続く but は接続詞ではありません。but には副詞の用法もあり、これはそれです。主節の先頭に置かれた副詞ということになります。実際、but があると、聞いている側としては意味が取りやすくあるでしょう。主節の軸となる構造は the tree must be good の SVC です。助動詞 must と原形不定詞 be の間に副詞 first が挿入されています。これに続く副詞節 before it can bring forth good fruit とあわせて、「そういう木(=良い実をつける木)は良い実をつける前から良い木であるはずです」という意味になります。

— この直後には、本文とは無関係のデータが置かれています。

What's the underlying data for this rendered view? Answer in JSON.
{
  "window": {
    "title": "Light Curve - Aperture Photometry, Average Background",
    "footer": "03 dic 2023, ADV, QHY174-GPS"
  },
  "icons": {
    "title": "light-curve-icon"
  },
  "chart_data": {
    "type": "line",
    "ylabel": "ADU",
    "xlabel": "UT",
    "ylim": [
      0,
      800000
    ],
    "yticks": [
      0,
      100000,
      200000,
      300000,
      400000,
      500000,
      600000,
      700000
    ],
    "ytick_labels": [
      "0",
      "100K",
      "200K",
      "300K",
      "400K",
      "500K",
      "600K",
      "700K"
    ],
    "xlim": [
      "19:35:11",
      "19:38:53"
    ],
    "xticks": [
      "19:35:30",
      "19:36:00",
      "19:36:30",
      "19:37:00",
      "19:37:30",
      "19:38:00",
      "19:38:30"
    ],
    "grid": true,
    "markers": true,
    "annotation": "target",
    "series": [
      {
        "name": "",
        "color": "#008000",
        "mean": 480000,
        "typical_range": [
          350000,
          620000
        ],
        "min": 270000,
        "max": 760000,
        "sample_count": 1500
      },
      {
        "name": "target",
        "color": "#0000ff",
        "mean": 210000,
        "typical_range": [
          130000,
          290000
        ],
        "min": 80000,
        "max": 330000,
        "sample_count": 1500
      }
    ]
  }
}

セミコロンのあとの so は前述の接続詞 as と相関をなします。「同じように」という意味を持つものです。そのあとの構造は大きくは SVC です。the good deeds of man of man are not the cause は「人間の善い行いは理由ではない」で、the cause の次の関係詞節 that maketh man good と合わせると直訳としては「人間の善い行いは人間を善いものにする理由ではない」となりますが、言わんとすることをくみ取って意訳しています。

続く but は接続詞です。お気づきと思いますが、このあたりの構造は文法的に少し違いがあるものの、用いている語のレベルでは響きに大差がないどころかパラレルがあります。音読してみることをお勧めします。he is first made good は SVC で「彼(人間)はそもそも善いものに造られている」という意味になり、続く前置詞句 by the spirit and grace of God と合わせて,
またこの the spirit and grace of God を先行詞とする関係詞節 that effectively worketh in him を踏まえ、「人間は内に確かに働く神の霊と恵みにより善なるものとなっている」という和訳になります。

等位接続詞 and のあと副詞 afterward「結果として」に続く he bringth forth good fruits は SVO の構造ですが、和訳には注意が必要だと思います。この文の前半は不可算名詞 fruit でここは可算名詞 fruits です。前者は木がつける集合的な「果実」ですが、後者は「行い」とするべきでしょう。人間が為す行いをひとつひとつのものと考えてのものとしているのだと思います。